Валентина сама из кожи вон лезла, за городскую жизнь зубами цеплялась и от Алешки того же требовала.
– Старайся, начальству не перечь. Не спорь, плетью обуха не перешибешь. Не согласен с чем, промолчи, не прекословь. Кто мы, а кто они! Здоровайся первым, похвали что-нибудь: машину, обнову, жену, собаку, галстук… Язык не отвалится… Попросит кто тумбочку какую-никакую смастерить, не ленись. Другие – на перекур, за домино, а ты – к верстаку. Все копейка в дом! Вон Таньку в школу собирать нужно, – выговаривала тихоне-мужу Валентина.
Алешка у маминой юбки да без отца застенчивым вырос.
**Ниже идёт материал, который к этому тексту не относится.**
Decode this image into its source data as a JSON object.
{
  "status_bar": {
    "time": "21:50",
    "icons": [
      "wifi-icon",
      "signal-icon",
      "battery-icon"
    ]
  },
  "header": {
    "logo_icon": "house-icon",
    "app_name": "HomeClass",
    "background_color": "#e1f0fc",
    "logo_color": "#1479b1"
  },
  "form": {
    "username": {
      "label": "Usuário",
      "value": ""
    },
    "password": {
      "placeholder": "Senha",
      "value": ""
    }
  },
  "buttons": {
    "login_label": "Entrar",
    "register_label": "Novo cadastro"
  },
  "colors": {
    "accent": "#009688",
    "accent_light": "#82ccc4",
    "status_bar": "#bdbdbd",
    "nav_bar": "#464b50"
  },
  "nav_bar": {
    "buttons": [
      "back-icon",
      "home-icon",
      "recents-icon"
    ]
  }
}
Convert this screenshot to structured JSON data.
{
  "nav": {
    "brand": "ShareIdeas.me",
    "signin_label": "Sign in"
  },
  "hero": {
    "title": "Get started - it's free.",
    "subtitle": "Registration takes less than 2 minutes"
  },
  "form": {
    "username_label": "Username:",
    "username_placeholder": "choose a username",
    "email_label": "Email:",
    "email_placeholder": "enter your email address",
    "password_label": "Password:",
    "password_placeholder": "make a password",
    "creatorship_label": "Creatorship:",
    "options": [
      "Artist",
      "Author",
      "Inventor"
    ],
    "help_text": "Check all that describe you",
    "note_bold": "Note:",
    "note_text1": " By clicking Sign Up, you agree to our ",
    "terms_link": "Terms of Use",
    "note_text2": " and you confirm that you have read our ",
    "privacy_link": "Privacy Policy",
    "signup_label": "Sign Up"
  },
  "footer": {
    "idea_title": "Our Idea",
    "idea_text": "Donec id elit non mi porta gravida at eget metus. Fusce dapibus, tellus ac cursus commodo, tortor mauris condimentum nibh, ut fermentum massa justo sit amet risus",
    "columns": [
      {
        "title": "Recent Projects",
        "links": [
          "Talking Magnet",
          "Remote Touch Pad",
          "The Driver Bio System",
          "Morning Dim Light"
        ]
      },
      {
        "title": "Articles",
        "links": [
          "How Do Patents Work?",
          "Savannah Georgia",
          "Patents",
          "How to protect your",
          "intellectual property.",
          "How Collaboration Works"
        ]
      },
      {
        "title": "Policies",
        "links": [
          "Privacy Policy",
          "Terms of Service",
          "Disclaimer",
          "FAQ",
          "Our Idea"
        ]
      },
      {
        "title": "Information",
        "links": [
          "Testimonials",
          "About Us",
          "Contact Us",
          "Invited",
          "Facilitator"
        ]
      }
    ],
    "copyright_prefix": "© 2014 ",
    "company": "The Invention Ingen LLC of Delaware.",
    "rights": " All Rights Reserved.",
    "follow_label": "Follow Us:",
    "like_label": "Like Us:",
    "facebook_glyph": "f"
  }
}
На работе старался быть незаметным, хотя мастер был хороший, дело свое знал и дерево чувствовал. Деньги за поделки брать с людей он стеснялся. Винца, разве что после работы… Отказываться нельзя, человек обидится…
Последние годы, как Танька в школу пошла, дома отца видела редко. Днем – на работе, по вечерам у него – или халтурка, или компания теплая. За рюмкой Алексей преображался: стихи читал собутыльникам, рассказывал о жене-красавице, о том какая у них дочка растет пригожая, как они семьей живут хорошо, душа в душу. Мог Алеша и всплакнуть от полноты чувств…
Танька помнила, что приходил папа с работы поздно, язык его заплетался, сморщенное, как печеное яблоко, лицо ходило ходуном… От него пахло водкой и мебельным лаком.
Мама Валя кричала на отца, называла малахольным, хлестала его кухонной тряпкой по лицу. Он молчал, закрывал глаза рукой и виновато улыбался.
Утром папа вставал раньше всех. Тщательно брился, перемывал всю посуду на кухне, гладил рубашку и брюки, чистил обувь. Никогда не завтракал. По квартире, чтобы не разбудить домашних, ходил на цыпочках. Входную дверь, уходя, затворял мягко, почти беззвучно. Таня много раз пробовала так, но у нее не получалось.
В воскресенье папа дома никогда не пил спиртного и почти что не курил. Если была хорошая погода, он гулял с дочкой. Они ходили в зоопарк, Планетарий или Петропавловскую крепость. Он же там, на Петроградской стороне, вырос. Иногда ездили в Центральный парк культуры и отдыха (ЦПКиО). Папа непременно покупал Таньке воздушный шарик и ярко-красного, нарядного «петушка» зимой, а летом – эскимо, покрытое шоколадной глазурью, на палочке, за одиннадцать копеек, самое Танькино любимое. И газировки с сиропом – сколько влезет.
Когда они проходили мимо пивного ларька, острый, выступающий на тонкой морщинистой шее отца кадык смешно дергался вверх-вниз. Танька смеялась, поднимала на папу глаза и тут же замолкала, детской своей душой чувствуя нечеловеческую боль, плескавшуюся в его тоскующих глазах.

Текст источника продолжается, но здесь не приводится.